I really am grateful for the buildings we get to meet in - they too are a blessings, as is the host church we partner with. We couldn't be more happy where we are. Including being happy renting.

Tuesday, May 11, 2010

Last week as 210,000 gallons of oil continued to gush daily into the Gulf of Mexico, my son coincidentally happened to be studying "Ocean Pollution" in his 6th grade Earth Science class. It's been sobering to read how devastating and even unprecedented this disaster may well be when it's over...if it's ever truly over...especially for the environment, wildlife, and those who live and work along the shores of the Gulf. It's even hard to fathom just how much oil that is pouring into the sea at one time. Even today BP CEO Tony Hayward was quoted on NPR as saying that the massive leak may still not be shut off for weeks or even months...unbelievable.

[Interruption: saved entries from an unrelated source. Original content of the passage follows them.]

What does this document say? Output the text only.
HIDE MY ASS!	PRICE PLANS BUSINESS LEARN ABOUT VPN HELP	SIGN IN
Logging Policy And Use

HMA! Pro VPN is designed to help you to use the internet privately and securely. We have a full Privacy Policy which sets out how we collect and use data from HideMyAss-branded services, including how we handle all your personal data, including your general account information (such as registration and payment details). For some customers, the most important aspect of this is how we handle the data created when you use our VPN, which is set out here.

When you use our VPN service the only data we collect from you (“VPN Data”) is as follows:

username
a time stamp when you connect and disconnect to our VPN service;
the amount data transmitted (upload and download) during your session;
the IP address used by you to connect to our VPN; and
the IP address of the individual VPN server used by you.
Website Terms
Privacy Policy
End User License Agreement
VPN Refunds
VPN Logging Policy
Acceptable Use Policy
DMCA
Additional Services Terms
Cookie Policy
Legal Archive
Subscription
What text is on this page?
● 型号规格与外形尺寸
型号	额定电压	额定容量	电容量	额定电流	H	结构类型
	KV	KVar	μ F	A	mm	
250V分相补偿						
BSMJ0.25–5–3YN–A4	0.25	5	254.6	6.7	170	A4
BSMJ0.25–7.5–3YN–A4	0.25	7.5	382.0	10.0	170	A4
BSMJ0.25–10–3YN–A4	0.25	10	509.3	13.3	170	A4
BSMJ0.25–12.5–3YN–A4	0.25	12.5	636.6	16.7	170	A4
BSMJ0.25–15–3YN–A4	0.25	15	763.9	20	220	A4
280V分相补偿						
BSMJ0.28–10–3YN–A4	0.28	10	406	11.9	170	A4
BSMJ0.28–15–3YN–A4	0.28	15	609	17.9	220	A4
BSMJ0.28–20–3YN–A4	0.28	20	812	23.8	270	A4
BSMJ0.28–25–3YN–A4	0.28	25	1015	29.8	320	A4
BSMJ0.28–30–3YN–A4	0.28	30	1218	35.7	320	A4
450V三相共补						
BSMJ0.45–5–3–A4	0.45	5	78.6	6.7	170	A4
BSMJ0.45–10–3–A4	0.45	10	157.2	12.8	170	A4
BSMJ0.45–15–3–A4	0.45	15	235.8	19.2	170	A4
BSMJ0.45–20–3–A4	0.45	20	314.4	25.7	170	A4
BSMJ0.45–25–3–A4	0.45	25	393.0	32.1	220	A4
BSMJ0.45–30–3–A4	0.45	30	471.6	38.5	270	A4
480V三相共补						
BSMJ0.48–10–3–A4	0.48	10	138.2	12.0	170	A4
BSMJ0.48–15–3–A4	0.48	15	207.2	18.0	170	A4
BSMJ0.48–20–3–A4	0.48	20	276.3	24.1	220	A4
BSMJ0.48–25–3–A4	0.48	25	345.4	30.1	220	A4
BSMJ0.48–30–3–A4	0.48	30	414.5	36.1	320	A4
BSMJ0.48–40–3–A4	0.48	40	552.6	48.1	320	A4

With that fresh in my mind, I was taken aback by a pie chart in my son's text book showing a breakdown of where most of the oil that pollutes our oceans actually comes from. It goes like this:

51.4% Runoff from land
19.4% Routine ship maintenance
13.0% Air pollution
8.8% Natural seeps
5.2% Oil spills
2.2% Offshore drilling
(Holt California Earth Science 2007)

If these figures are correct, then the kinds of devastating spills like the one in the Gulf make up only about 5% of oil pollution in the ocean. The rest is mostly caused by us consumers, which is a reminder that even as we may be tempted to wag our fingers at BP and proponents of off-shore drilling, we are not innocent in all this. If a majority of the oil polluting our oceans stems from non-point sources such as oil and gasoline from cars that washes from streets into storm sewers and eventually to sea, the underlying issue is not just how to prevent platform disasters from happening, but our entire nation's dependence on oil.

Monday, May 10, 2010

Missional Church Part I

If you're reading hoping I have something clever to say about the missional church, I'm sorry I may disappoint you. But I've been meaning to mention this for over a year now especially when it was really getting tedious. What I don't get is the latest obsession and attention with all things 'missional'. Well, yes, on one hand, I think I do get it: In an unintended way, it's seems to be a commentary on the sorry state of the church in the U.S. which gives rise for the need to write, discuss, conference, and program our way out of insularity and irrelevance. But when mission becomes an agenda or identity, it too often takes the practice out of the realm of neighborliness and into presumption. Seriously, do we really need another adjective in front of the word "church" to make us feel like we're onto something new and revelatory? To say we're the 'missional' church seems about as useful as saying we're the 'loving' church, or the 'hospitable' church, or the 'faithful' church. Isn't that a given? I mean, is there any other kind? I find it slightly tragic that we have to convince our congregations to be missional, as if it is the next wave of church development, as if it is a cool thing all of a sudden to actually know our neighbors and to care about people in our communities. Last time I checked, the church was inherently missional because God himself is missional. To say we are a missional church, then, is to be redundant; it is not stating the new, but the obvious. My hunch is that by needing the word 'missional' in front of the word 'church', we are actually betraying who we think we are by what we actually are not.